Stanford recently marked a significant milestone under Betof Warner’s leadership: becoming the first center to treat a patient with this innovative cell therapy following FDA approval. This achievement highlights the rapid progress of Betof Warner’s team and the potential of TIL therapy to provide a powerful new treatment option for cancer patients.

Stanford has been a leader in cell therapy for hematological malignancies for many years. “The opportunity to bring that expertise to a whole new population of patients is what brought me here,” Betof Warner states. “It was crucial to me that if I came here to build this program, we could start treating patients with urgency as soon as FDA approval was granted.” 

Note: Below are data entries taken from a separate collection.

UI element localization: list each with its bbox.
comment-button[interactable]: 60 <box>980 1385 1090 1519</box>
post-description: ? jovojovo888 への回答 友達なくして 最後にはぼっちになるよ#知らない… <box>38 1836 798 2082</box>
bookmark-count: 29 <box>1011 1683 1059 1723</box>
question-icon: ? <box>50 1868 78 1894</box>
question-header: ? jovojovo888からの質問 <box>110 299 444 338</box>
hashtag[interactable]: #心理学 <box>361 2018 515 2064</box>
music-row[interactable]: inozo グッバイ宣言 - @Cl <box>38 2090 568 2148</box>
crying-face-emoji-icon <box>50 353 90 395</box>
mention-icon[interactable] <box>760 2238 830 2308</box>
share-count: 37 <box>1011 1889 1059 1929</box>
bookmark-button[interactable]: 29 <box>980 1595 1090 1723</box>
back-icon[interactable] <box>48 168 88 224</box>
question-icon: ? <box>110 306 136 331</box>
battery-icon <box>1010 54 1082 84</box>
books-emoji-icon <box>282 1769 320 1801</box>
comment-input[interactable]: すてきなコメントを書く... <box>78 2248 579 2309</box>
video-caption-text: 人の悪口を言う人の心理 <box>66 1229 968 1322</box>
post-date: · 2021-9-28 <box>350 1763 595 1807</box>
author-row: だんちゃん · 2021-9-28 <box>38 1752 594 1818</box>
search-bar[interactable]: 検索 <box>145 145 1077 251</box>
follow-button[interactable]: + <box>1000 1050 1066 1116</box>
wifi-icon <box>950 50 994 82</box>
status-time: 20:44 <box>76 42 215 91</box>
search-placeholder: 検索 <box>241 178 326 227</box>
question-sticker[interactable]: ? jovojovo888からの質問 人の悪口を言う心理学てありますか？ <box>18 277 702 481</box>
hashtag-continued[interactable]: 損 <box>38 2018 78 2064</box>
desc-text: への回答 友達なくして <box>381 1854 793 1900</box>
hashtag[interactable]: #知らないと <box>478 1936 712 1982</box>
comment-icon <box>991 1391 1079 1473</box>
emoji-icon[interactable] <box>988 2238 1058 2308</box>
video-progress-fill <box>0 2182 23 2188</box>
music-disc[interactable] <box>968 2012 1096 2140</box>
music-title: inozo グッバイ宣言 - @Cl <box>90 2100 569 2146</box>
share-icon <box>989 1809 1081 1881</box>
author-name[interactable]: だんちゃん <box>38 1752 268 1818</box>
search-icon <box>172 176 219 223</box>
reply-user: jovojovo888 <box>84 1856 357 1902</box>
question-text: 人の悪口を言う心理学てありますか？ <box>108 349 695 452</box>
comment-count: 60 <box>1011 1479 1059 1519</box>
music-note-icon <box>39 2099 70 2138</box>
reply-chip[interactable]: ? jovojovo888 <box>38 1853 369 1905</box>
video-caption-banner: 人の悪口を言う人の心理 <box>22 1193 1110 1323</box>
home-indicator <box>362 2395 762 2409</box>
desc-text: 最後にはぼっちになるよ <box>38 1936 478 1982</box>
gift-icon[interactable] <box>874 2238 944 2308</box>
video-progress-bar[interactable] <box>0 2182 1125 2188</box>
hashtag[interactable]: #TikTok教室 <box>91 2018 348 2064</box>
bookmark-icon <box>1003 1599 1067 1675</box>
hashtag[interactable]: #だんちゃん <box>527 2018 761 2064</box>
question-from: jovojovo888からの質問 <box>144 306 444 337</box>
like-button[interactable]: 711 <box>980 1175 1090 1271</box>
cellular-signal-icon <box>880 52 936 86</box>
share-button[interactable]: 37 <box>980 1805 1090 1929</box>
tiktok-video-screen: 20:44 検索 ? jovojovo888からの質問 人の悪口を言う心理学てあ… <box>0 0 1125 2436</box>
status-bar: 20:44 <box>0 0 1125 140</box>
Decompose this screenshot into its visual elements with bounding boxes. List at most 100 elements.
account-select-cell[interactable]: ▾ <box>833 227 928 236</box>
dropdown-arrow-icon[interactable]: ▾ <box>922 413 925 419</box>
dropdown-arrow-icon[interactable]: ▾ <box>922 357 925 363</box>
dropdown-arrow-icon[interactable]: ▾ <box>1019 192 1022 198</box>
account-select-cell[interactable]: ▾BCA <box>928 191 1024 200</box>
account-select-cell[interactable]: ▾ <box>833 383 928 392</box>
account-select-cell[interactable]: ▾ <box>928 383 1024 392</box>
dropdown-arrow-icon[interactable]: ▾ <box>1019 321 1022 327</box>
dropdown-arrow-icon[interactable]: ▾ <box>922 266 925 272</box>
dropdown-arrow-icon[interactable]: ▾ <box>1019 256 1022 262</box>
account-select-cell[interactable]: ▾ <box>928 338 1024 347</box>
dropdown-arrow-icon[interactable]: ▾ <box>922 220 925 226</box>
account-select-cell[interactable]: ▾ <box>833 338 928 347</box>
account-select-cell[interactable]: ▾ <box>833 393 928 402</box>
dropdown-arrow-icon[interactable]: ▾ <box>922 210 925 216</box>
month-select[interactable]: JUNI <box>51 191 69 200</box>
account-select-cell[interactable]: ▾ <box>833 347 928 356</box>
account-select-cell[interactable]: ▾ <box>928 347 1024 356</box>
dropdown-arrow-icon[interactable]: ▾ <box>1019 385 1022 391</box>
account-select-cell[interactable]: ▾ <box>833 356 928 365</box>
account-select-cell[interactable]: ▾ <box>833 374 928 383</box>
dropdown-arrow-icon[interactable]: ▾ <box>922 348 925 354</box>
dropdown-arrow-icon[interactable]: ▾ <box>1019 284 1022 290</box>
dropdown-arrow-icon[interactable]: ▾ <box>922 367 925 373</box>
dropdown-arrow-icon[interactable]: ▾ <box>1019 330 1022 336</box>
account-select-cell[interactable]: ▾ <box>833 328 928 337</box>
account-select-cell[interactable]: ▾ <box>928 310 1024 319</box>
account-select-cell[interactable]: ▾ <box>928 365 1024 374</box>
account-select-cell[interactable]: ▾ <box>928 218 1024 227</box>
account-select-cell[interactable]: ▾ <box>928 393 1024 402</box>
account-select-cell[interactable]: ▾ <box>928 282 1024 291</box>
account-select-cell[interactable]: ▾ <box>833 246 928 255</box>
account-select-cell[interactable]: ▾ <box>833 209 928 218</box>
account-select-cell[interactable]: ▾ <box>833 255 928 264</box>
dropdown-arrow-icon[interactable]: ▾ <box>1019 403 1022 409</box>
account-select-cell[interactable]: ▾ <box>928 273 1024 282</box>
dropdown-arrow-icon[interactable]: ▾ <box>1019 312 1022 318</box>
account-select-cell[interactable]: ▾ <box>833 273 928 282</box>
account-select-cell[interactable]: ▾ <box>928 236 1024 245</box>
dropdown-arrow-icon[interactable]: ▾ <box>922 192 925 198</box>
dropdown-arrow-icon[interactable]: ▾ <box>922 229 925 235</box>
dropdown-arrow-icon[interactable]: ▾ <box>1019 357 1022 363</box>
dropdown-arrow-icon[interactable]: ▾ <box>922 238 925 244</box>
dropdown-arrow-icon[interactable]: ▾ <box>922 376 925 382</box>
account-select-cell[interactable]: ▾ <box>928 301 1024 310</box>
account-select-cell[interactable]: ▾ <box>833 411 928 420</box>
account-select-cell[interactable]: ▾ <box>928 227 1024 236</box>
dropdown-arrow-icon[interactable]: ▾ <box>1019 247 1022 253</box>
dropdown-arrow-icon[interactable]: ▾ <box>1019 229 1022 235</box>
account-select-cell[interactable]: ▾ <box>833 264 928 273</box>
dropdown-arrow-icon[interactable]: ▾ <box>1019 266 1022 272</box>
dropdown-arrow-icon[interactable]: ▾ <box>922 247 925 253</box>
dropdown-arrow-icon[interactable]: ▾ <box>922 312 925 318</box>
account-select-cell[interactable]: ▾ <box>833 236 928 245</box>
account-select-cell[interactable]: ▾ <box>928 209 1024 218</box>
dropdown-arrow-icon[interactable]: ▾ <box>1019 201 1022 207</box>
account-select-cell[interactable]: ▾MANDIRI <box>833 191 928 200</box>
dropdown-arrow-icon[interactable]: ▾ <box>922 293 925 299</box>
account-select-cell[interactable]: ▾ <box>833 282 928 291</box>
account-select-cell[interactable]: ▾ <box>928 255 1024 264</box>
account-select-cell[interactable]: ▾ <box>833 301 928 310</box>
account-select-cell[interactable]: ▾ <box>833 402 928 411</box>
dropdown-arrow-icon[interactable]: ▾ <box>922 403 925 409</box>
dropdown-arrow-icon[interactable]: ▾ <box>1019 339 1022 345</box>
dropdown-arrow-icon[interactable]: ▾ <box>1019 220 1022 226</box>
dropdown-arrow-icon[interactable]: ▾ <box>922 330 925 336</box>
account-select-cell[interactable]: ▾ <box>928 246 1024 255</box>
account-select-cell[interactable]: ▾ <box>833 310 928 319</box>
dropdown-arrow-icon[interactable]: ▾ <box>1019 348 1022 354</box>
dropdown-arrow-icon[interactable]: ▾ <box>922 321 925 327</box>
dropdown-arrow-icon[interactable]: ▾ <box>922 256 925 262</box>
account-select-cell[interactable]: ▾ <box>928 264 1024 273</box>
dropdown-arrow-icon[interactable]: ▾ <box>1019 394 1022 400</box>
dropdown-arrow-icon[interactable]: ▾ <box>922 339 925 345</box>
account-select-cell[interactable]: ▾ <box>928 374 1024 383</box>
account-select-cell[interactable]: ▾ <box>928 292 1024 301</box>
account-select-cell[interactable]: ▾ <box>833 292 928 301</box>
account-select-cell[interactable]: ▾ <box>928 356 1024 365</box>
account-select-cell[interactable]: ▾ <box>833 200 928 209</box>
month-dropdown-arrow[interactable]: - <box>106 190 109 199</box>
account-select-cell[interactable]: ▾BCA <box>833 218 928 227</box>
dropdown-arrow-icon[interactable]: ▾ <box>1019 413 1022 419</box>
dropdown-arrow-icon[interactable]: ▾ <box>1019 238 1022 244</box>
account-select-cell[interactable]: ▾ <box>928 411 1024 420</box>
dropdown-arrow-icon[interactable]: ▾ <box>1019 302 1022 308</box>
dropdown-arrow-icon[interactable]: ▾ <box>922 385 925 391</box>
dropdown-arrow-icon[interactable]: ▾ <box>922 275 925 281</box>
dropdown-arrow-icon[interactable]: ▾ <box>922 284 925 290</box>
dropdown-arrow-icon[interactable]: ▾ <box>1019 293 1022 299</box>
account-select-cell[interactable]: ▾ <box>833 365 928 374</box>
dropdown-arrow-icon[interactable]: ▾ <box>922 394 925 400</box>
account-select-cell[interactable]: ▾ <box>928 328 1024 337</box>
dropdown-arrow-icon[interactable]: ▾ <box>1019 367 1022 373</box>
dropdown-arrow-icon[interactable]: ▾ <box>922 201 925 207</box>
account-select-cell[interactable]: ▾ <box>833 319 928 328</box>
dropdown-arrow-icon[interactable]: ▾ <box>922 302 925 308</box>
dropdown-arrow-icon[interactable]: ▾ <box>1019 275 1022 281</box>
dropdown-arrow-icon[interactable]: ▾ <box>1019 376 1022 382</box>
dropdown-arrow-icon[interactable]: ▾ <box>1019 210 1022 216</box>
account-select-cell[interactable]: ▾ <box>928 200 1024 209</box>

Betof Warner and her team scheduled the first surgery within hours of the FDA approval. “We had a wait list of patients,” she recalls. “Being able to immediately make those phone calls after FDA approval and say, ‘I know you’ve been waiting, and here’s the day of your surgery,’ was a huge milestone.” 

Trying a new therapy is both exciting and daunting. “We want to ensure that we’re doing the right thing for the patients, but we knew we had the pieces in place here at Stanford to do it,” Betof Warner says. Now, she and her team have a full pipeline of patients.